Or, il n’est pas vrai, comme on le répète vulgairement, que l’auteur d’Œlla soit mort victime de l’ingratitude et de la misère. Il s’est tué à dix-huit ans. Oui ; mais ni la gloire, ni la fortune ne lui manquaient. C’est l’orgueil qui a mis le poison sur ses lèvres.

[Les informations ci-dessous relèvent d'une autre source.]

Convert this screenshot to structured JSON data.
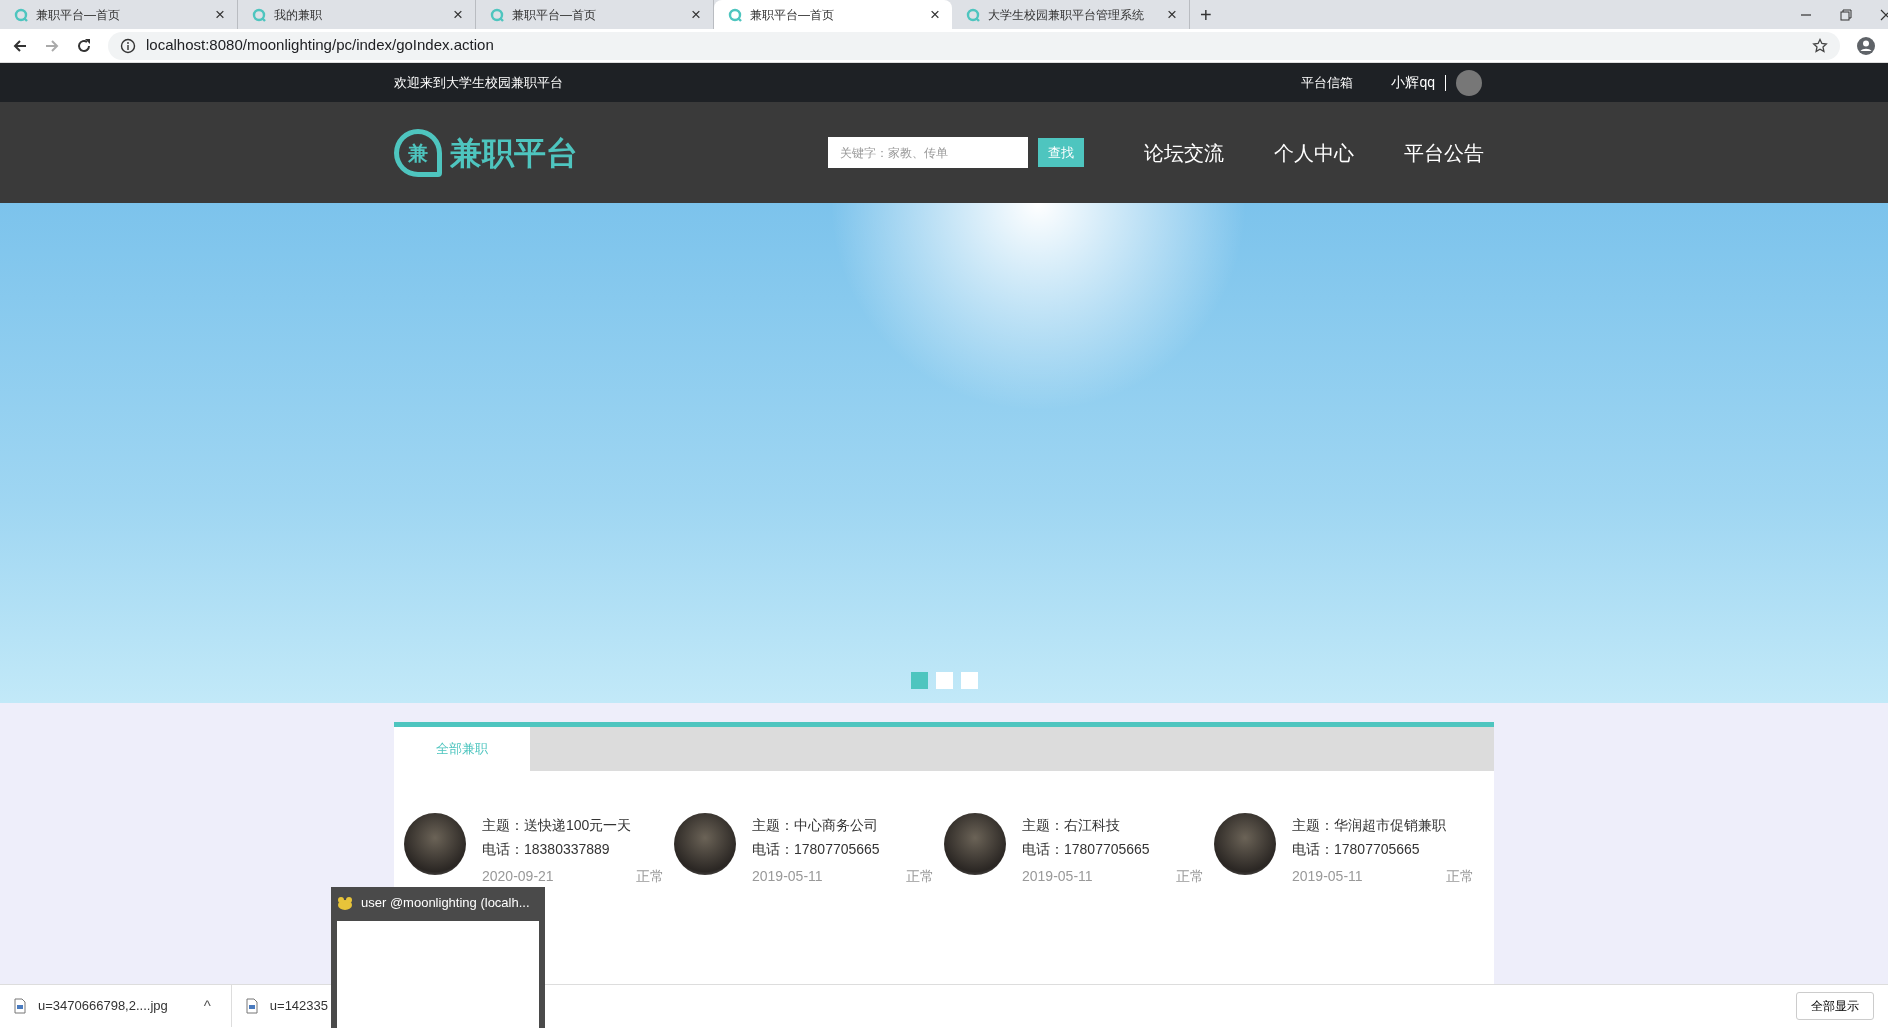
{
  "browser": {
    "tabs": [
      {
        "title": "兼职平台—首页",
        "selected": false
      },
      {
        "title": "我的兼职",
        "selected": false
      },
      {
        "title": "兼职平台—首页",
        "selected": false
      },
      {
        "title": "兼职平台—首页",
        "selected": true
      },
      {
        "title": "大学生校园兼职平台管理系统",
        "selected": false
      }
    ],
    "tab_close": "×",
    "new_tab": "+",
    "address": "localhost:8080/moonlighting/pc/index/goIndex.action"
  },
  "topbar": {
    "welcome": "欢迎来到大学生校园兼职平台",
    "mailbox": "平台信箱",
    "username": "小辉qq"
  },
  "header": {
    "logo_mark": "兼",
    "logo_text": "兼职平台",
    "search": {
      "placeholder": "关键字：家教、传单"
    },
    "search_button": "查找",
    "nav": [
      "论坛交流",
      "个人中心",
      "平台公告"
    ]
  },
  "carousel": {
    "indicators": [
      {
        "selected": true
      },
      {
        "selected": false
      },
      {
        "selected": false
      }
    ]
  },
  "jobs": {
    "tabs": [
      {
        "label": "全部兼职",
        "selected": true
      }
    ],
    "items": [
      {
        "subject": "主题：送快递100元一天",
        "phone": "电话：18380337889",
        "date": "2020-09-21",
        "status": "正常"
      },
      {
        "subject": "主题：中心商务公司",
        "phone": "电话：17807705665",
        "date": "2019-05-11",
        "status": "正常"
      },
      {
        "subject": "主题：右江科技",
        "phone": "电话：17807705665",
        "date": "2019-05-11",
        "status": "正常"
      },
      {
        "subject": "主题：华润超市促销兼职",
        "phone": "电话：17807705665",
        "date": "2019-05-11",
        "status": "正常"
      }
    ]
  },
  "taskbar_preview": {
    "title": "user @moonlighting (localh..."
  },
  "downloads": {
    "items": [
      "u=3470666798,2....jpg",
      "u=142335"
    ],
    "caret": "^",
    "show_all": "全部显示"
  }
}
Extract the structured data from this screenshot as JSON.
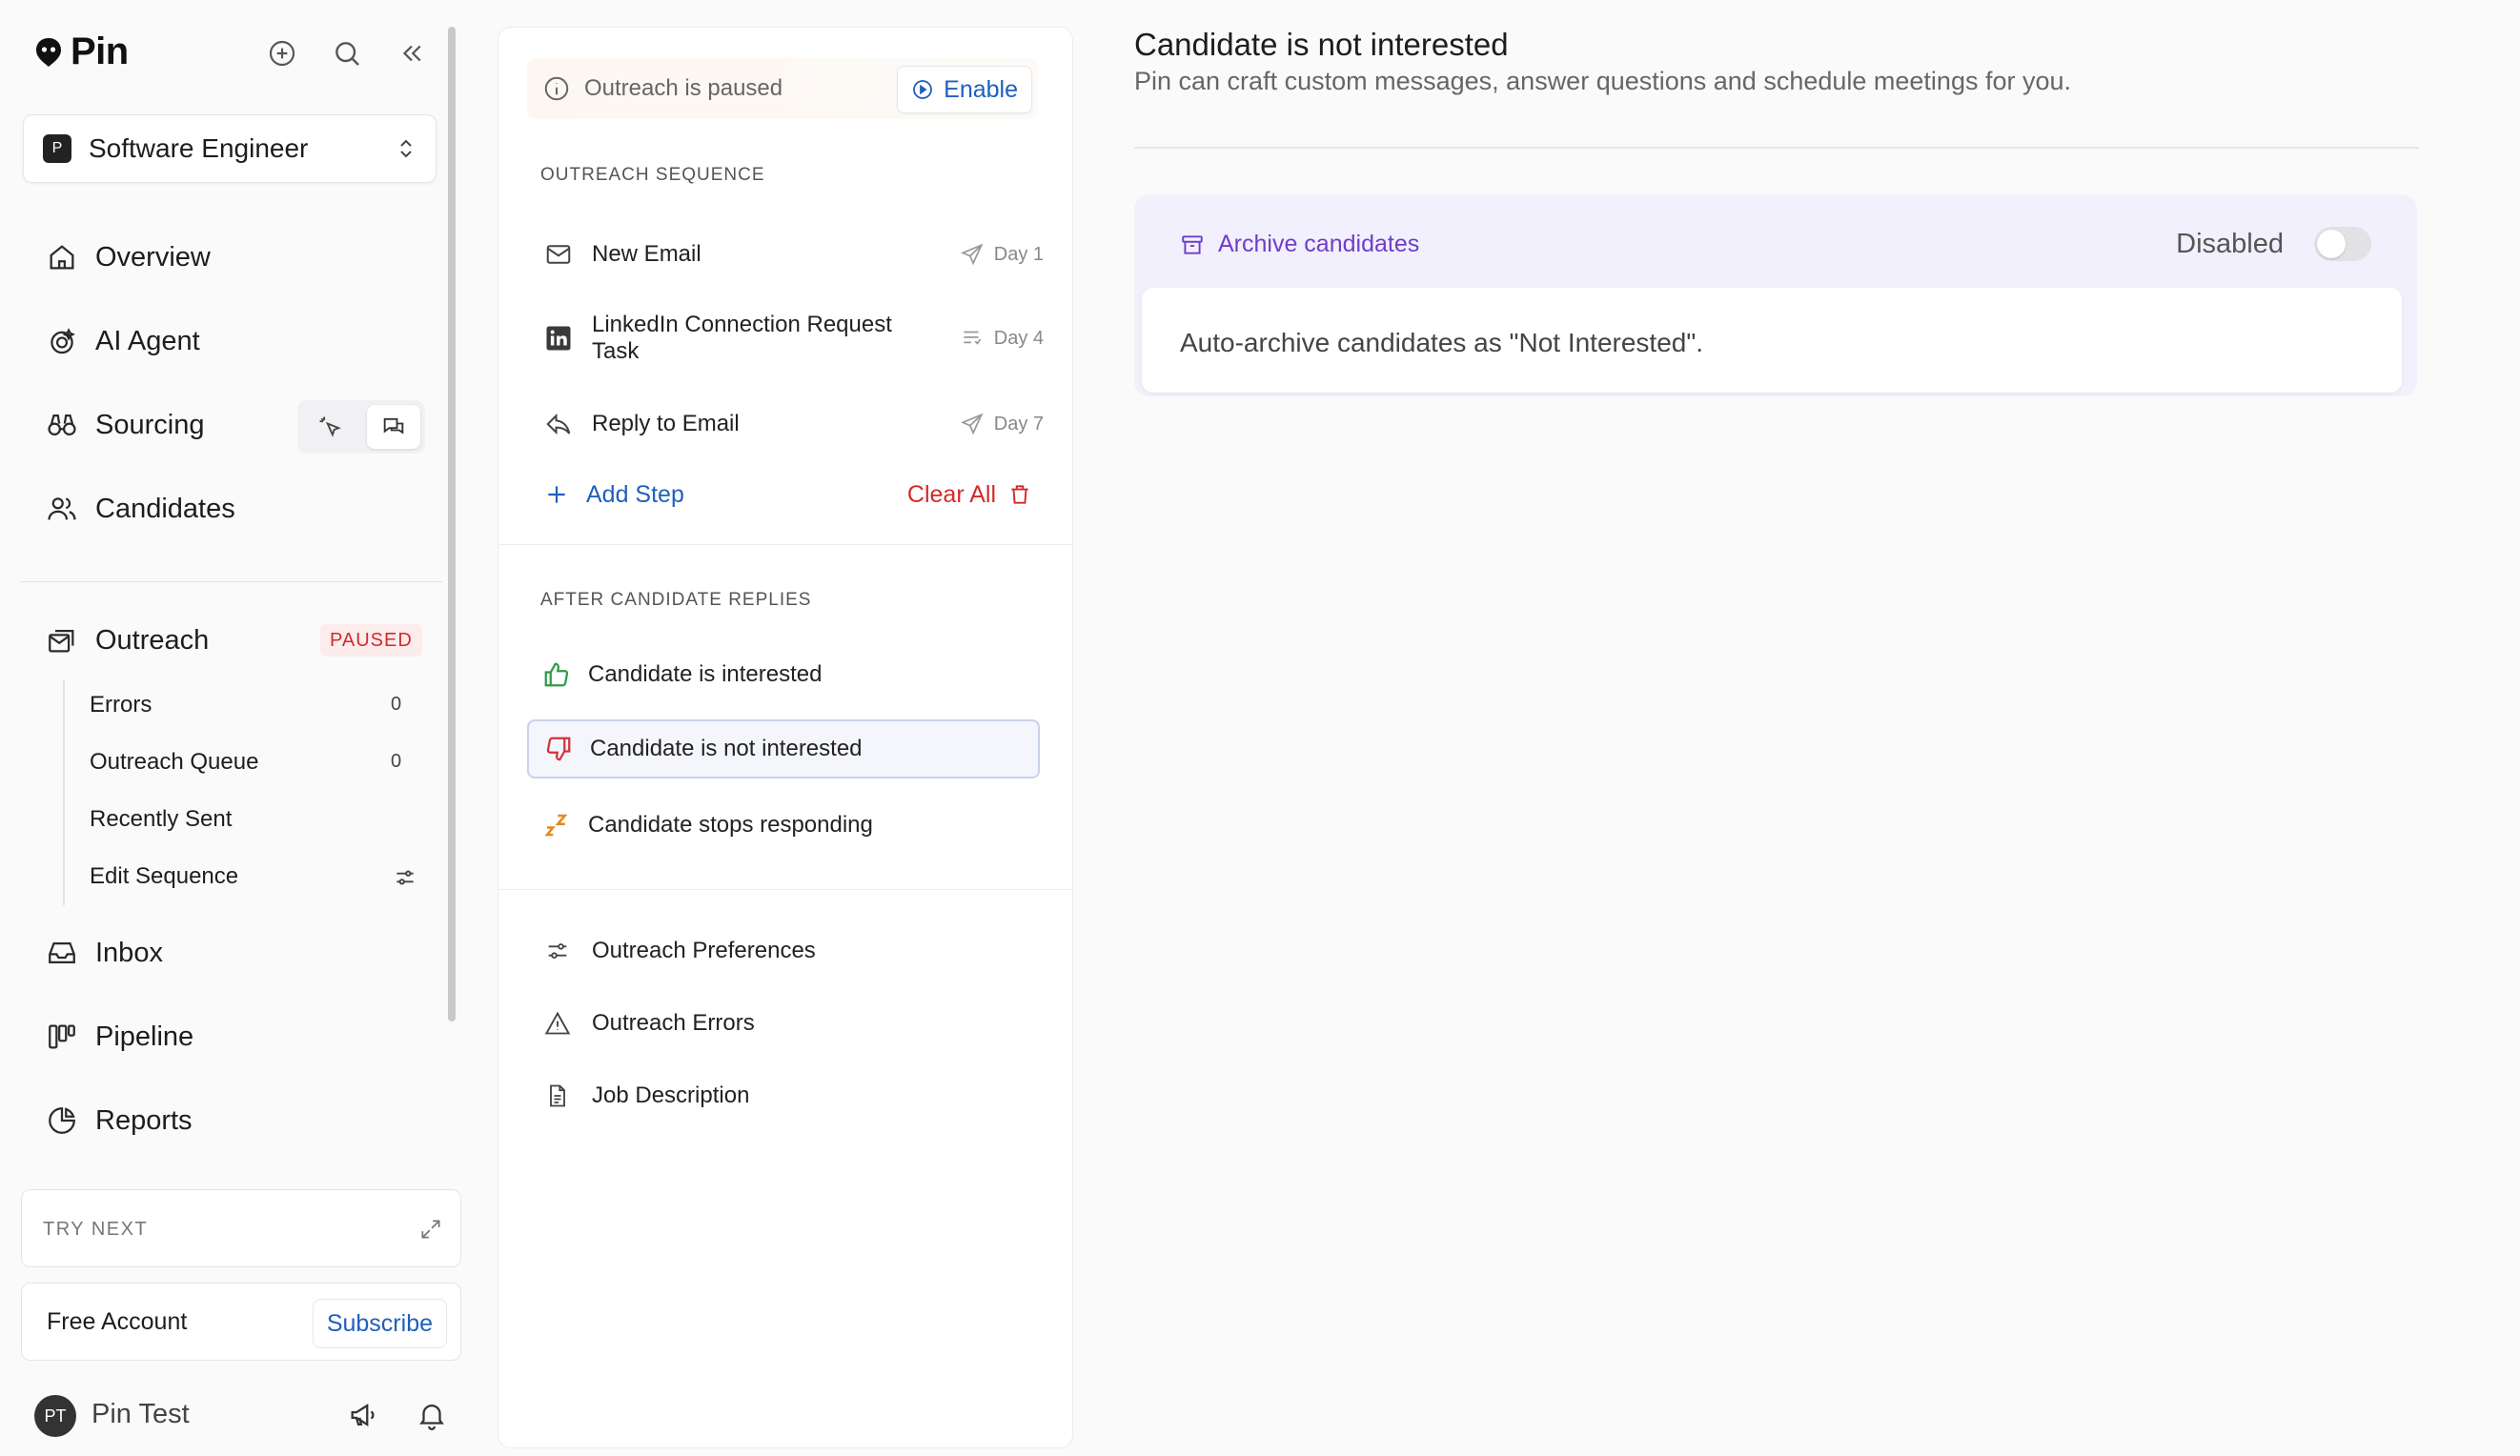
{
  "app": {
    "name": "Pin"
  },
  "sidebar": {
    "job": {
      "badge": "P",
      "name": "Software Engineer"
    },
    "nav": [
      {
        "label": "Overview",
        "icon": "home-icon"
      },
      {
        "label": "AI Agent",
        "icon": "ai-agent-icon"
      },
      {
        "label": "Sourcing",
        "icon": "binoculars-icon"
      },
      {
        "label": "Candidates",
        "icon": "users-icon"
      },
      {
        "label": "Outreach",
        "icon": "outreach-icon"
      },
      {
        "label": "Inbox",
        "icon": "inbox-icon"
      },
      {
        "label": "Pipeline",
        "icon": "pipeline-icon"
      },
      {
        "label": "Reports",
        "icon": "pie-chart-icon"
      }
    ],
    "outreach_badge": "PAUSED",
    "outreach_sub": [
      {
        "label": "Errors",
        "count": "0"
      },
      {
        "label": "Outreach Queue",
        "count": "0"
      },
      {
        "label": "Recently Sent"
      },
      {
        "label": "Edit Sequence"
      }
    ],
    "try_next": "TRY NEXT",
    "account": {
      "label": "Free Account",
      "subscribe": "Subscribe"
    },
    "user": {
      "initials": "PT",
      "name": "Pin Test"
    }
  },
  "sequence": {
    "paused_text": "Outreach is paused",
    "enable_label": "Enable",
    "section_title": "OUTREACH SEQUENCE",
    "steps": [
      {
        "label": "New Email",
        "day": "Day 1"
      },
      {
        "label": "LinkedIn Connection Request Task",
        "day": "Day 4"
      },
      {
        "label": "Reply to Email",
        "day": "Day 7"
      }
    ],
    "add_step": "Add Step",
    "clear_all": "Clear All",
    "replies_title": "AFTER CANDIDATE REPLIES",
    "replies": [
      {
        "label": "Candidate is interested"
      },
      {
        "label": "Candidate is not interested"
      },
      {
        "label": "Candidate stops responding"
      }
    ],
    "utilities": [
      {
        "label": "Outreach Preferences"
      },
      {
        "label": "Outreach Errors"
      },
      {
        "label": "Job Description"
      }
    ]
  },
  "detail": {
    "title": "Candidate is not interested",
    "subtitle": "Pin can craft custom messages, answer questions and schedule meetings for you.",
    "archive": {
      "title": "Archive candidates",
      "status": "Disabled",
      "enabled": false,
      "description": "Auto-archive candidates as \"Not Interested\"."
    }
  },
  "colors": {
    "accent_blue": "#1f5fbf",
    "paused_red": "#d12b2b",
    "archive_purple": "#6f3ec9",
    "interested_green": "#2e9a4a",
    "not_interested_red": "#d0333a",
    "zzz_orange": "#e08a1e"
  }
}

Ses premières années se passèrent dans une obscurité paisible. Placé à l’âge de quinze ans chez un homme de loi, il profita des loisirs que son maître lui laissait pour déchiffrer ou inventer de vieilles poésies. Quelques vers publiés dans un journal de Bristol, sans signature, mais dont l’honneur tout entier lui fut attribué par d’habiles indiscrétions, l’encouragèrent à continuer son travail d’archéologue ou de poète, peu importe. En essayant de concilier les révélations souvent contradictoires publiées par ses amis, on arrive à penser que le pseudonyme Rowley n’est pas un pur mensonge. Une partie des œuvres de Chatterton appartient vraiment à l’éditeur. Mais le jeune clerc de Bristol a eu entre les mains des matériaux nombreux dont l’authenticité semble hors de doute.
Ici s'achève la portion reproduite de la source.